3. Liver/body weight ratio (top left), tumor numbers (top right), and serum alanine aminotransferase (ALT) (bottom left) and alpha‐fetoprotein (AFP) (bottom right) levels of the four groups.

4. Protein expression of IGF1Rβ, phospho (Tyr1131)‐IGF1Rβ, B cell lymphoma/leukemia‐2 protein (BCL2), and caspase 3 (CASP3) in four groups of liver tumors as assessed by Western blotting.

5. Representative images of GSTZ1‐1, and corresponding IGF1Rβ and phospho (Tyr1161)‐IGF1Rβ immunohistochemical labeling, and H&E staining in liver tumors. Scale bars: 200 μm.

6. A proposed model of activation of the NRF2/IGF1R axis in HCC.
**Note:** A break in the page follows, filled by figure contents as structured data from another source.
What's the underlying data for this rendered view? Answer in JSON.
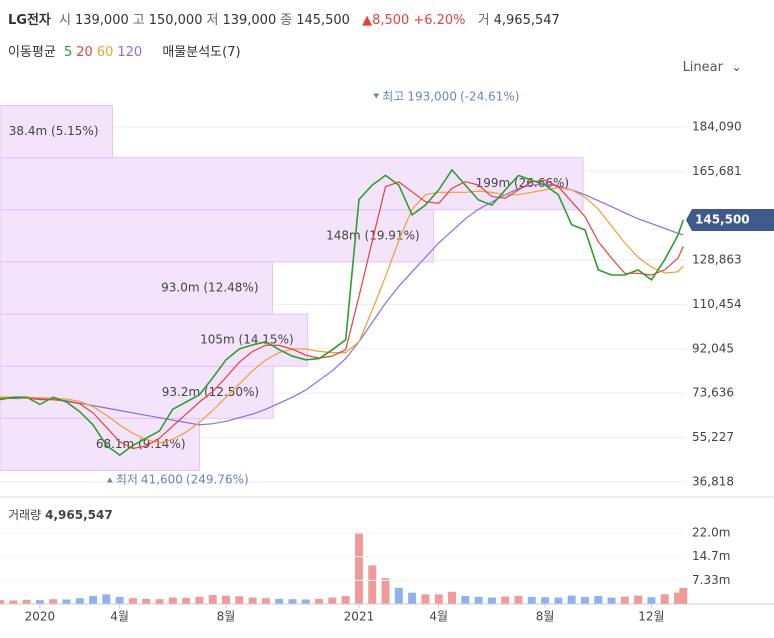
{
  "header": {
    "name": "LG전자",
    "items": [
      {
        "label": "시",
        "value": "139,000"
      },
      {
        "label": "고",
        "value": "150,000"
      },
      {
        "label": "저",
        "value": "139,000"
      },
      {
        "label": "종",
        "value": "145,500"
      }
    ],
    "change": "8,500",
    "change_pct": "+6.20%",
    "volume_label": "거",
    "volume": "4,965,547",
    "ma_label": "이동평균",
    "profile_label": "매물분석도(7)",
    "scale": "Linear"
  },
  "chart_data": [
    {
      "type": "line",
      "x": [
        -1.5,
        -1,
        -0.5,
        0,
        0.5,
        1,
        1.5,
        2,
        2.5,
        3,
        3.5,
        4,
        4.5,
        5,
        5.5,
        6,
        6.5,
        7,
        7.5,
        8,
        8.5,
        9,
        9.5,
        10,
        10.5,
        11,
        11.5,
        12,
        12.5,
        13,
        13.5,
        14,
        14.5,
        15,
        15.5,
        16,
        16.5,
        17,
        17.5,
        18,
        18.5,
        19,
        19.5,
        20,
        20.5,
        21,
        21.5,
        22,
        22.5,
        23,
        23.5,
        24,
        24.2
      ],
      "series": [
        {
          "name": "5",
          "color": "#2ca02c",
          "values": [
            71000,
            72000,
            72000,
            69000,
            72000,
            70000,
            66000,
            60500,
            52000,
            48000,
            52000,
            55000,
            58000,
            67000,
            70000,
            73000,
            80000,
            87500,
            92000,
            93700,
            95000,
            91700,
            89000,
            87500,
            88000,
            91700,
            95800,
            154000,
            160000,
            164000,
            160000,
            147600,
            151700,
            158000,
            166300,
            160000,
            153800,
            151700,
            158000,
            164000,
            162000,
            160000,
            155900,
            143500,
            141400,
            124800,
            122700,
            122700,
            124800,
            120700,
            129000,
            139300,
            145500
          ]
        },
        {
          "name": "20",
          "color": "#e8413a",
          "values": [
            71500,
            71500,
            71700,
            71000,
            71000,
            70300,
            69300,
            65500,
            59500,
            53500,
            50700,
            51700,
            55000,
            60000,
            65000,
            70000,
            74300,
            80200,
            86500,
            91000,
            93600,
            93500,
            91900,
            89400,
            88200,
            89100,
            91700,
            113800,
            136600,
            159300,
            161300,
            157200,
            153100,
            152400,
            158700,
            161400,
            160000,
            155200,
            154500,
            158000,
            161300,
            162000,
            159300,
            153100,
            146900,
            136600,
            129600,
            123400,
            123400,
            122700,
            124800,
            129700,
            134600
          ]
        },
        {
          "name": "60",
          "color": "#f0a030",
          "values": [
            72000,
            72000,
            72000,
            71800,
            71500,
            71200,
            70300,
            68000,
            64500,
            60500,
            57000,
            54500,
            53000,
            54500,
            57500,
            61500,
            66500,
            72000,
            77500,
            83000,
            87500,
            90500,
            92000,
            92000,
            91000,
            90500,
            90500,
            95000,
            108000,
            122000,
            137000,
            150000,
            156000,
            157000,
            157000,
            157000,
            157500,
            157000,
            156000,
            156000,
            157000,
            158000,
            159000,
            158000,
            155000,
            150000,
            143000,
            136000,
            130000,
            126000,
            123500,
            124000,
            126500
          ]
        },
        {
          "name": "120",
          "color": "#8a6fe0",
          "values": [
            72000,
            72000,
            72000,
            71500,
            71000,
            70500,
            69500,
            68500,
            67500,
            66500,
            65500,
            64500,
            63500,
            62500,
            61500,
            60500,
            61000,
            62000,
            63500,
            65000,
            67000,
            69500,
            72000,
            75000,
            79000,
            83000,
            88000,
            95000,
            103000,
            111000,
            118000,
            124000,
            130000,
            136000,
            141000,
            146000,
            150000,
            153000,
            156000,
            158500,
            160000,
            160500,
            159500,
            158000,
            156000,
            153500,
            151000,
            148500,
            146000,
            144000,
            142000,
            140000,
            139300
          ]
        }
      ],
      "xlim": [
        -1.5,
        24.3
      ],
      "ylim": [
        31428,
        201504
      ],
      "yticks": [
        {
          "value": 184090,
          "label": "184,090"
        },
        {
          "value": 165681,
          "label": "165,681"
        },
        {
          "value": 128863,
          "label": "128,863"
        },
        {
          "value": 110454,
          "label": "110,454"
        },
        {
          "value": 92045,
          "label": "92,045"
        },
        {
          "value": 73636,
          "label": "73,636"
        },
        {
          "value": 55227,
          "label": "55,227"
        },
        {
          "value": 36818,
          "label": "36,818"
        }
      ],
      "grid": true,
      "volume_profile": {
        "bins": [
          41600,
          63229,
          84857,
          106486,
          128114,
          149743,
          171371,
          193000
        ],
        "values": [
          68100000,
          93200000,
          105000000,
          93000000,
          148000000,
          199000000,
          38400000
        ],
        "value_labels": [
          "68.1m (9.14%)",
          "93.2m (12.50%)",
          "105m (14.15%)",
          "93.0m (12.48%)",
          "148m (19.91%)",
          "199m (26.66%)",
          "38.4m (5.15%)"
        ],
        "color": "#f4e4fb",
        "edge": "#e3c6f2"
      },
      "high": {
        "text": "최고",
        "x": 12.65,
        "value": 193000,
        "value_label": "193,000",
        "change": "(-24.61%)"
      },
      "low": {
        "text": "최저",
        "x": 2.63,
        "value": 41600,
        "value_label": "41,600",
        "change": "(249.76%)"
      },
      "current": {
        "value": 145500,
        "label": "145,500",
        "color": "#3d5a8a"
      }
    },
    {
      "type": "bar",
      "title": "거래량",
      "summary": "4,965,547",
      "x": [
        -1.5,
        -1,
        -0.5,
        0,
        0.5,
        1,
        1.5,
        2,
        2.5,
        3,
        3.5,
        4,
        4.5,
        5,
        5.5,
        6,
        6.5,
        7,
        7.5,
        8,
        8.5,
        9,
        9.5,
        10,
        10.5,
        11,
        11.5,
        12,
        12.5,
        13,
        13.5,
        14,
        14.5,
        15,
        15.5,
        16,
        16.5,
        17,
        17.5,
        18,
        18.5,
        19,
        19.5,
        20,
        20.5,
        21,
        21.5,
        22,
        22.5,
        23,
        23.5,
        24,
        24.2
      ],
      "values": [
        1200000,
        1100000,
        1300000,
        1200000,
        1500000,
        1400000,
        1800000,
        2500000,
        3000000,
        2200000,
        1800000,
        1600000,
        1500000,
        2000000,
        1900000,
        2200000,
        2800000,
        2600000,
        2400000,
        2000000,
        1800000,
        1600000,
        1500000,
        1400000,
        1600000,
        2000000,
        2500000,
        22000000,
        12000000,
        8000000,
        5000000,
        3500000,
        3000000,
        3000000,
        3800000,
        2500000,
        2200000,
        2000000,
        2300000,
        2500000,
        2200000,
        2100000,
        2000000,
        2600000,
        2200000,
        2500000,
        2000000,
        2300000,
        2600000,
        2100000,
        3000000,
        3500000,
        4965547
      ],
      "up_color": "#f19a9a",
      "down_color": "#8fb2ee",
      "xlim": [
        -1.5,
        24.3
      ],
      "ylim": [
        0,
        32300000
      ],
      "yticks": [
        {
          "value": 22000000,
          "label": "22.0m"
        },
        {
          "value": 14700000,
          "label": "14.7m"
        },
        {
          "value": 7330000,
          "label": "7.33m"
        }
      ],
      "xticks": [
        {
          "value": 0,
          "label": "2020"
        },
        {
          "value": 3,
          "label": "4월"
        },
        {
          "value": 7,
          "label": "8월"
        },
        {
          "value": 12,
          "label": "2021"
        },
        {
          "value": 15,
          "label": "4월"
        },
        {
          "value": 19,
          "label": "8월"
        },
        {
          "value": 23,
          "label": "12월"
        }
      ]
    }
  ]
}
Data information: Values are shown as means ± SD obtained using six mice in each group, *P < 0.05, **P < 0.01, ***P < 0.001, one‐way ANOVA followed by the Tukey test. Abbreviations: DEN, diethylnitrosamine; CCl₄, carbon tetrachloride; Phe, phenylalanine; PPP, picropodophyllin; Bru, brusatol; H&E, hematoxylin–eosin; N, non‐tumor; T, tumor; Tyr, tyrosine; MAA, maleylacetoacetate; FAA, fumarylacetoacetate; FUMA, fumarate; ACA, acetoacetate; SAA, succinylacetoacetate; SA, succinylacetone; Ub, ubiquitination.Source data are available online for this figure.